A central idea in marketing and diffusion research is that influentials— a minority of individuals who influence an exceptional number of their peers— are important to the formation of public opinion. Here we examine this idea, which we call the “influentials hypothesis,” using a series of computer simulations of interpersonal influence processes. Under most conditions that we consider, we find that large cascades of influence are driven not by influentials but by a critical mass of easily influenced individuals. Although our results do not exclude the possibility that influentials can be important, they suggest that the influentials hypothesis requires more careful specification and testing than it has received.
I wanted to excerpt a thing from that, but they want to charge me money for even that, and as I don’t actually like Wired magazine per se, I cannot be arsed.
[…] every product, brand, politician, charity, and social movement is trying to manipulate your emotions on some level, and they’re running A/B tests to find out how. They all want you to use more, spend more, vote for them, donate money, or sign a petition by making you happy, insecure, optimistic, sad, or angry. There are many tools for discovering how best to manipulate these emotions, including analytics, focus groups, and A/B tests. Often times people aren’t given a way to opt out.

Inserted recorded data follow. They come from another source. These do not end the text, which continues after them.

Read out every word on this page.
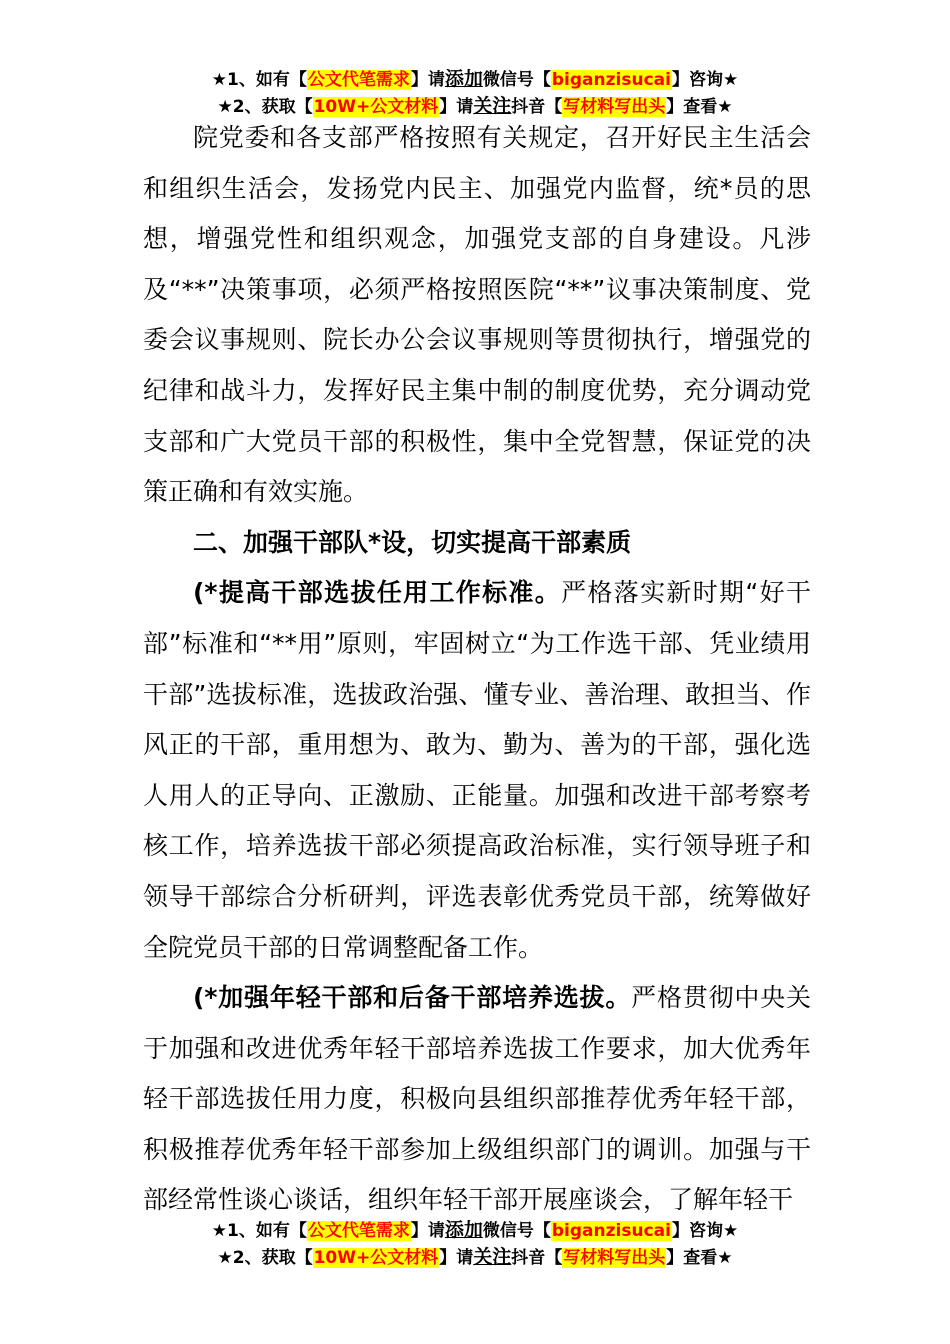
★1、如有【公文代笔需求】请添加微信号【biganzisucai】咨询★
★2、获取【10W+公文材料】请关注抖音【写材料写出头】查看★

院党委和各支部严格按照有关规定，召开好民主生活会和组织生活会，发扬党内民主、加强党内监督，统*员的思想，增强党性和组织观念，加强党支部的自身建设。凡涉及“**”决策事项，必须严格按照医院“**”议事决策制度、党委会议事规则、院长办公会议事规则等贯彻执行，增强党的纪律和战斗力，发挥好民主集中制的制度优势，充分调动党支部和广大党员干部的积极性，集中全党智慧，保证党的决策正确和有效实施。

二、加强干部队*设，切实提高干部素质

(*提高干部选拔任用工作标准。严格落实新时期“好干部”标准和“**用”原则，牢固树立“为工作选干部、凭业绩用干部”选拔标准，选拔政治强、懂专业、善治理、敢担当、作风正的干部，重用想为、敢为、勤为、善为的干部，强化选人用人的正导向、正激励、正能量。加强和改进干部考察考核工作，培养选拔干部必须提高政治标准，实行领导班子和领导干部综合分析研判，评选表彰优秀党员干部，统筹做好全院党员干部的日常调整配备工作。

(*加强年轻干部和后备干部培养选拔。严格贯彻中央关于加强和改进优秀年轻干部培养选拔工作要求，加大优秀年轻干部选拔任用力度，积极向县组织部推荐优秀年轻干部，积极推荐优秀年轻干部参加上级组织部门的调训。加强与干部经常性谈心谈话，组织年轻干部开展座谈会，了解年轻干

★1、如有【公文代笔需求】请添加微信号【biganzisucai】咨询★
★2、获取【10W+公文材料】请关注抖音【写材料写出头】查看★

FWIW I can’t imagine what “opting out” means for Facebook. It’s already a front-and-centre emotional-manipulation-machine. Can you opt out of the curves on a rollercoaster?

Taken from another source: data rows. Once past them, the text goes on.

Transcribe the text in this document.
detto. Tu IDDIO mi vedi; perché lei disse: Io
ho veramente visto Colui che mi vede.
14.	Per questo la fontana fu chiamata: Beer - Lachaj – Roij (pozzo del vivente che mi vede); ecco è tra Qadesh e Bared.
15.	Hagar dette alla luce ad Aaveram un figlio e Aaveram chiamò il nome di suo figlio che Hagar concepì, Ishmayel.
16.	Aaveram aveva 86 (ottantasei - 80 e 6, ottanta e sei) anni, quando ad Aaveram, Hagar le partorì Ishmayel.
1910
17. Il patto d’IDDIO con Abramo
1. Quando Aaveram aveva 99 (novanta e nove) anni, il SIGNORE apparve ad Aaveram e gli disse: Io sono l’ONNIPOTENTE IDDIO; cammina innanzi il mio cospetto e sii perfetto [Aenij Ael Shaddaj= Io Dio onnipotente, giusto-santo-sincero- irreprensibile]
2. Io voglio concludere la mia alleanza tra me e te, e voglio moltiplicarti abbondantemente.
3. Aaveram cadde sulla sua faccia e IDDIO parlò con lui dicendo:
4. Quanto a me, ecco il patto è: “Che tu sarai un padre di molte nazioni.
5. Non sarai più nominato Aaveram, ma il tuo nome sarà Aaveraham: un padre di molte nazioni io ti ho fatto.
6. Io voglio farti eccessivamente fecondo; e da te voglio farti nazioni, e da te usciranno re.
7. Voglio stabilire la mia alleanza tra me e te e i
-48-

Attention conservation notice: 2700 words on a new paper on causal inference in social networks, and why it is hard. Instills an attitude of nihilistic skepticism and despair over a technical enterprise you never knew existed, much less cared about[…]
How do you do psephological graphical models? causalimpact a la BGKR15? Or is a straight-up PC-algorithm causal study sufficient? How about when the data is a mixture of time-series data and one-off results (e.g. polling before and election and the election itself) How do you integrate external information such as population mobility?

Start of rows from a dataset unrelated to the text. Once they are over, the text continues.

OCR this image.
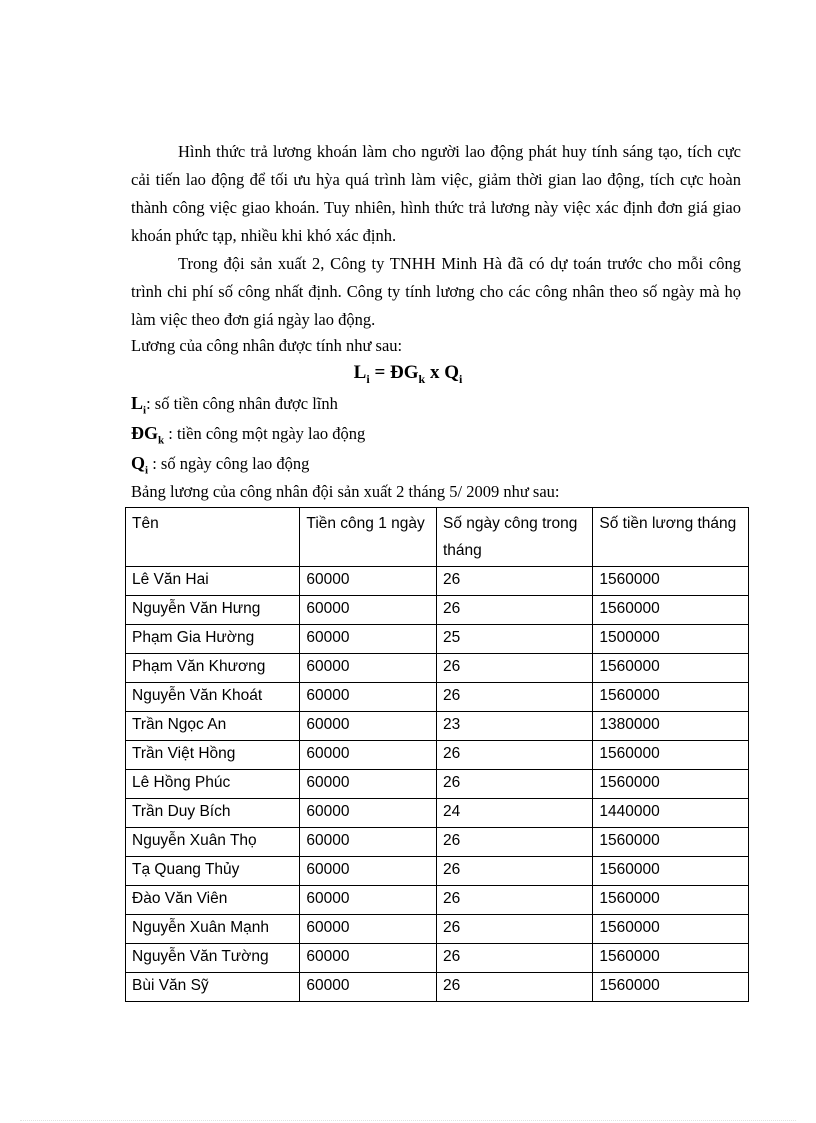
Hình thức trả lương khoán làm cho người lao động phát huy tính sáng tạo, tích cực cải tiến lao động để tối ưu hỳa quá trình làm việc, giảm thời gian lao động, tích cực hoàn thành công việc giao khoán. Tuy nhiên, hình thức trả lương này việc xác định đơn giá giao khoán phức tạp, nhiều khi khó xác định.

Trong đội sản xuất 2, Công ty TNHH Minh Hà đã có dự toán trước cho mỗi công trình chi phí số công nhất định. Công ty tính lương cho các công nhân theo số ngày mà họ làm việc theo đơn giá ngày lao động.

Lương của công nhân được tính như sau:

$L_i$ = $ĐG_k$ x $Q_i$
$L_i$: số tiền công nhân được lĩnh
$ĐG_k$ : tiền công một ngày lao động
$Q_i$ : số ngày công lao động

Bảng lương của công nhân đội sản xuất 2 tháng 5/ 2009 như sau:

Tên	Tiền công 1 ngày	Số ngày công trong tháng	Số tiền lương tháng
Lê Văn Hai	60000	26	1560000
Nguyễn Văn Hưng	60000	26	1560000
Phạm Gia Hường	60000	25	1500000
Phạm Văn Khương	60000	26	1560000
Nguyễn Văn Khoát	60000	26	1560000
Trần Ngọc An	60000	23	1380000
Trần Việt Hồng	60000	26	1560000
Lê Hồng Phúc	60000	26	1560000
Trần Duy Bích	60000	24	1440000
Nguyễn Xuân Thọ	60000	26	1560000
Tạ Quang Thủy	60000	26	1560000
Đào Văn Viên	60000	26	1560000
Nguyễn Xuân Mạnh	60000	26	1560000
Nguyễn Văn Tường	60000	26	1560000
Bùi Văn Sỹ	60000	26	1560000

Peter Ellis, on his Australian Federal Election 2019 forecasts post introduces his useful ozfedelect package for R, for a bit of easy modelling. More from that author. eechidna, by Carson Sievert, Rob Hyndman, Diane Cook and Heike Hofmann and many others, has a temporo-spatial electorate data from 2001-2016, and I think ozfedelect builds upon that?
On voters strategically changing electorates
What are the marginal benefits of treating politics like the porkbarrel machine it seems to be and behave accordingly? I’d like it to be otherwise, but let’s work with what we have.
Optimal electoral marginalness, inverse gerrymandering etc. Invading marginal electorates. Organised opposition means one would be are more likely to claim council seats as a side benefit.
How well could you do this? How static are the preferences of the voters?